In the past month, similar incidents have happened in high school, college, and professional football. A local young athlete lost interest in his sport after reporting vulgar language and “macho” behavior from senior players; a Rutgers football player left the team alleging that a coach verbally abused him during a study hall; and, in the most publicized case, tackle Jonathan Martin left the Miami Dolphins after a violent and threatening phone call from teammate Richie Incognito.
The easy answer is to draw a line in the sand and state that threats, bullying and vulgar behavior is not acceptable at any time in any sport. While I support that in the case of a high school player and the collegiate athlete, I don’t think the National Football League should get involved in the Miami Dolphin incident.
Professional sports, and especially pro football, is not Sunday School. There is a culture of roughness and crudity. As the late BYU (and later NFL) star Todd Christensen once said, “Being an intellectual football player is like being the best surfer in Alaska.” Professional athletes are warriors judged more on the number of scalps they collect than their demeanor.
Jonathan Martin is apparently a more sensitive soul than his teammates, and, from friends who follow pro football, Incognito is one of the more brutish non-intellectuals in the league. Martin couldn’t get a worse match. However, I don’t get all weepy for the bullied player. For heaven’s sake, he is a pro football player; one swift jab from a pro lineman should do more to end the bullying than stomping out of the locker room and asking for an investigation.
When entering any workplace, you enter a certain culture. Like it or not, the “rules” and the environment in the corporate office is not the same as in the warehouse. Entering a pro locker room is different than entering a retail business or a public school. Jonathan Martin should solve the problem on his own or let the Dolphin management take the lead. If he can’t stand the heat, he should find another kitchen.
By DAWN BRANDVOLD-GRAY
I’ve never been an athlete, never played a team sport, and never hung out in a locker room.
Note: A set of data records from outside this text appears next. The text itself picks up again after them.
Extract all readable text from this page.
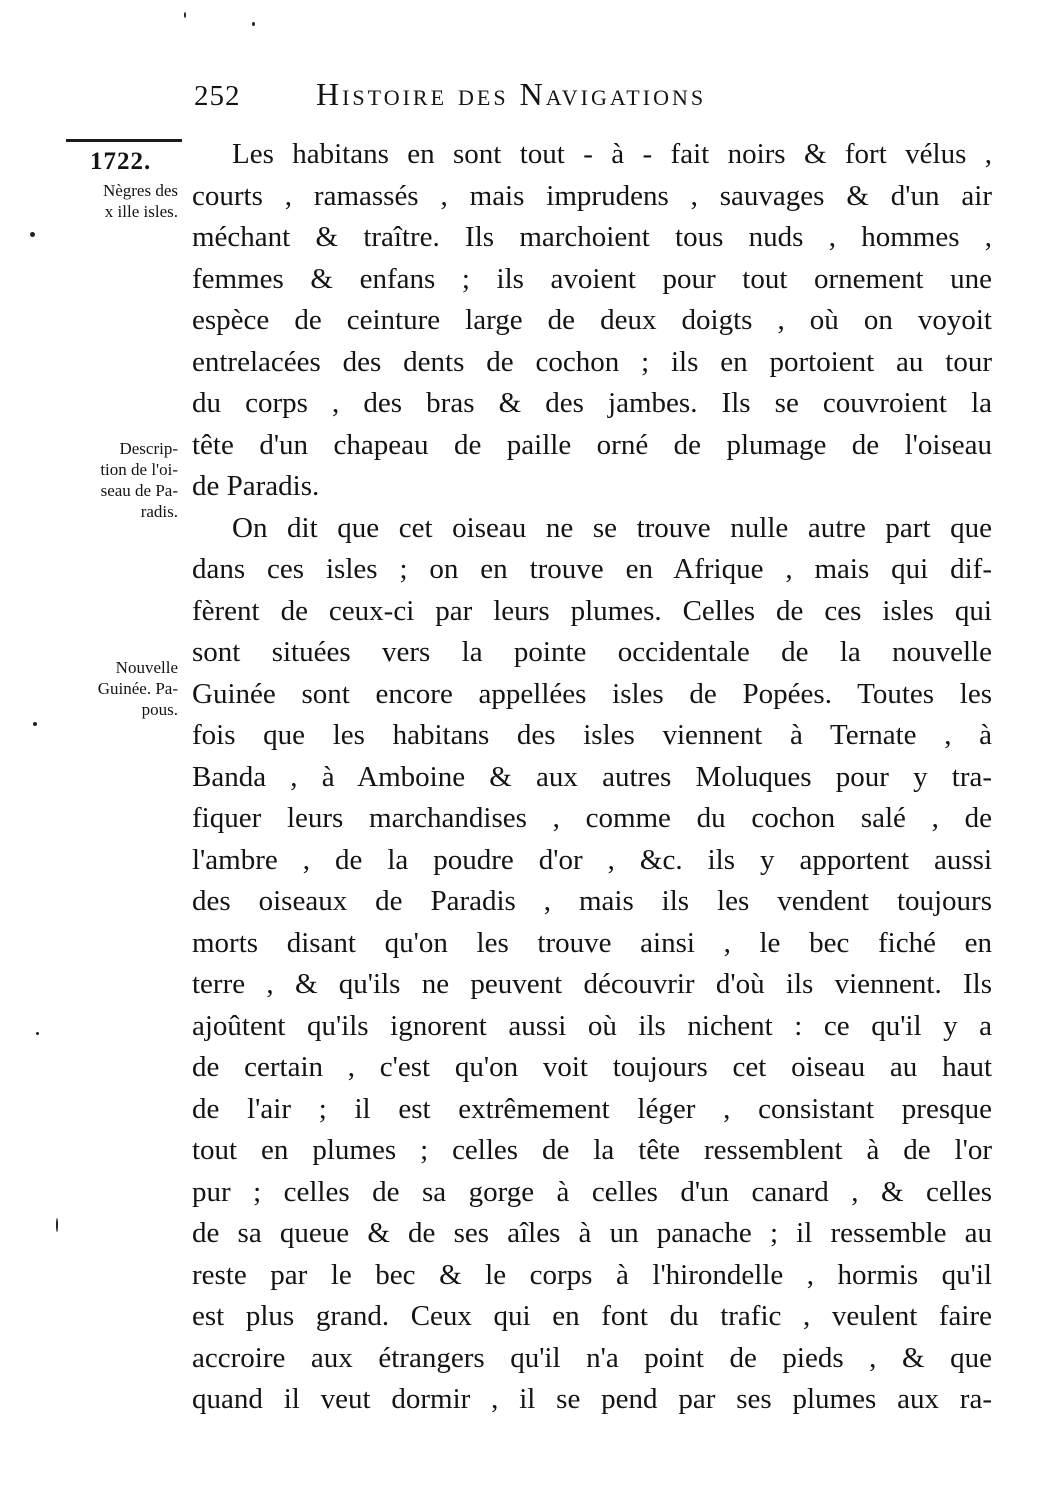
252 Histoire des Navigations
1722.
Nègres des
x ille isles.
Descrip-
tion de l'oi-
seau de Pa-
radis.
Nouvelle
Guinée. Pa-
pous.
Les habitans en sont tout - à - fait noirs & fort vélus ,
courts , ramassés , mais imprudens , sauvages & d'un air
méchant & traître. Ils marchoient tous nuds , hommes ,
femmes & enfans ; ils avoient pour tout ornement une
espèce de ceinture large de deux doigts , où on voyoit
entrelacées des dents de cochon ; ils en portoient au tour
du corps , des bras & des jambes. Ils se couvroient la
tête d'un chapeau de paille orné de plumage de l'oiseau
de Paradis.
On dit que cet oiseau ne se trouve nulle autre part que
dans ces isles ; on en trouve en Afrique , mais qui dif-
fèrent de ceux-ci par leurs plumes. Celles de ces isles qui
sont situées vers la pointe occidentale de la nouvelle
Guinée sont encore appellées isles de Popées. Toutes les
fois que les habitans des isles viennent à Ternate , à
Banda , à Amboine & aux autres Moluques pour y tra-
fiquer leurs marchandises , comme du cochon salé , de
l'ambre , de la poudre d'or , &c. ils y apportent aussi
des oiseaux de Paradis , mais ils les vendent toujours
morts disant qu'on les trouve ainsi , le bec fiché en
terre , & qu'ils ne peuvent découvrir d'où ils viennent. Ils
ajoûtent qu'ils ignorent aussi où ils nichent : ce qu'il y a
de certain , c'est qu'on voit toujours cet oiseau au haut
de l'air ; il est extrêmement léger , consistant presque
tout en plumes ; celles de la tête ressemblent à de l'or
pur ; celles de sa gorge à celles d'un canard , & celles
de sa queue & de ses aîles à un panache ; il ressemble au
reste par le bec & le corps à l'hirondelle , hormis qu'il
est plus grand. Ceux qui en font du trafic , veulent faire
accroire aux étrangers qu'il n'a point de pieds , & que
quand il veut dormir , il se pend par ses plumes aux ra-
I don’t understand how bad behavior, bullying, and crude language help anyone run faster, block harder, or catch a ball more effectively.
For years, the complaint has been the athletes, all the way from the prep level to the pros, get treated differently, that they get a pass for bad behavior and poor grades. I don’t know if there is evidence to back this up, but it is the perception. Allowing aggressiveness in a locker room doesn’t do anything to contradict the image of the “above the law” athlete.
If Jonathan Martin were a third year associate at law firm, a new guy on the assembly line at a manufacturing plant, or a newly graduated registered nurse, the type of bullying, hazing, and disgusting harassment he was subjected to at the hands of “teammate” Richie Incognito would not be tolerated. In fact, a boss who encouraged or ignored this sort of behavior would be lucky to get away with a reprimand instead of a lawsuit.
Part of what makes sports so popular is the idea of team spirit. Watching players protect and defend each other, huddling to strategize, high-fiving success is some of the allure. Sure, we all know that rookies get teased, have to carry the luggage, and chase after the stray balls, but the treatment that Martin was subjected to at the hands of Incognito have no place in the professional world Р sporting or otherwise.
Playground bullies are bad enough, but I lose sympathy for a millionaire athlete who threatens and harasses a member of his own team, even with the blessing of the coaching staff. There is no “I” in team and there shouldn’t be a place for bullies like Richie Incognito either.